Un bon deal n'est pas celui qui maximise la valorisation, mais celui qui équilibre financement, contrôle et alignement sur le long terme.
La qualité de l'investisseur compte autant que les termes
Une term sheet ne se juge pas seulement sur ses clauses, mais sur qui te la propose. Un investisseur qui apporte réseau, expertise et soutien vaut souvent mieux qu'une valorisation légèrement supérieure d'un partenaire passif ou difficile. Tu t'engages pour des années : l'alignement de vision, la réputation et la capacité à t'aider en cas de coup dur pèsent lourd. Renseigne-toi auprès d'autres fondateurs qu'il a financés. Le bon argent vient avec le bon partenaire — un point que nos experts rappellent souvent.
Un exemple concret
Un fondateur reçoit deux term sheets. La première affiche une valorisation alléchante, mais avec une préférence de liquidation 2x participating et de larges droits de veto. La seconde propose une valorisation 15 % plus basse, mais une préférence 1x non-participating standard, des droits de contrôle équilibrés, et provient d'un fonds réputé pour son accompagnement.
En modélisant une revente, le fondateur réalise que la première term sheet, malgré sa valorisation flatteuse, lui laisserait bien moins en cas de sortie modérée — et lui ferait perdre du contrôle. Il choisit la seconde. La leçon : la valorisation n'est que la partie visible ; les clauses et la qualité de l'investisseur font le vrai deal.
Les erreurs à éviter
- Ne regarder que la valorisation : les clauses de liquidation et de contrôle pèsent souvent plus lourd.
- Signer sans tout comprendre : chaque clause engage ton avenir ; fais-toi expliquer ce que tu ne saisis pas.
- Négliger la préférence de liquidation : une clause agressive peut vider ta sortie de sa valeur.
- Sous-estimer le pool d'options : sa taille et son timing changent ta dilution réelle.
- Ignorer la qualité de l'investisseur : tu t'engages pour des années, le partenaire compte autant que les termes.
FAQ — Term sheet
Qu'est-ce qu'une term sheet ? C'est un document qui résume les principales conditions d'un investissement proposé par un investisseur : montant, valorisation, type d'actions, droits et clauses encadrant la relation. Elle précède les contrats définitifs et en pose les bases. Généralement non engageante sur le fond, elle est néanmoins déterminante : une fois signée, il est très difficile de revenir sur ce qui y a été acté.
Faut-il négocier autre chose que la valorisation ? Oui, absolument. La valorisation n'est qu'une ligne de la term sheet. La préférence de liquidation, l'anti-dilution, les droits de contrôle et le pool d'options pèsent souvent plus lourd sur ton avenir. Une préférence agressive peut réduire fortement ce que tu touches lors d'une sortie, même avec une belle valorisation.

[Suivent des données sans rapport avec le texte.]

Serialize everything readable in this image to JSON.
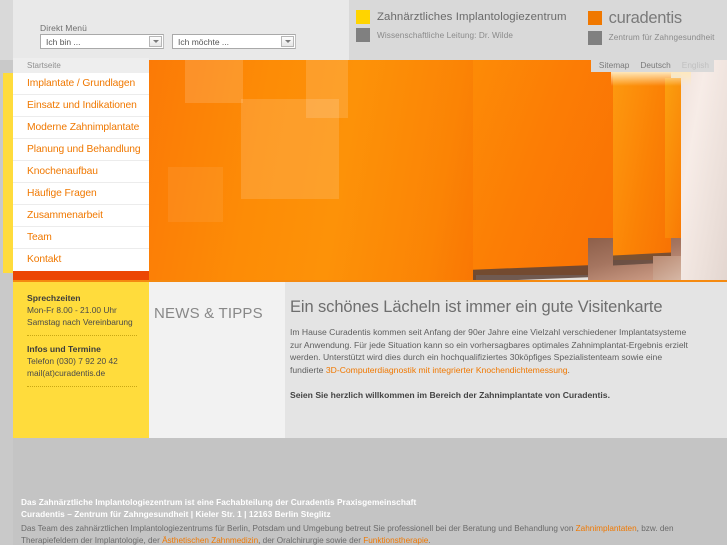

Un fondateur averti négocie l'ensemble, pas seulement le chiffre.
Qu'est-ce que la préférence de liquidation ? C'est une clause qui détermine qui est payé en premier en cas de revente ou de liquidation de la société. Une préférence « 1x non-participating » — l'investisseur récupère sa mise ou sa part, au mieux des deux — est le standard sain. Des formes plus agressives (2x, participating) peuvent fortement réduire la part revenant aux fondateurs lors d'une sortie. C'est une clause clé à négocier.
Une term sheet est-elle juridiquement engageante ? Sur le fond, généralement non : la plupart des clauses ne sont pas contraignantes tant que les contrats définitifs ne sont pas signés. Certaines clauses font exception, comme la confidentialité ou l'exclusivité. Mais en pratique, la term sheet est déterminante : elle sert de base aux documents définitifs, et il est très difficile de renégocier ce qui y a été acté. Lis-la donc avec le plus grand soin.
En résumé
La term sheet résume les conditions d'un investissement et pose les bases de ta relation avec ton investisseur pour des années. Au-delà de la valorisation, ce sont les clauses économiques (préférence de liquidation, anti-dilution, pool d'options) et de contrôle (board, vetos, vesting) qui déterminent ton avenir. Concentre ta négociation sur ce qui compte vraiment, fais-toi accompagner pour tout comprendre, et n'oublie pas que la qualité de l'investisseur vaut autant que les termes. Un bon deal équilibre financement, contrôle et alignement long terme.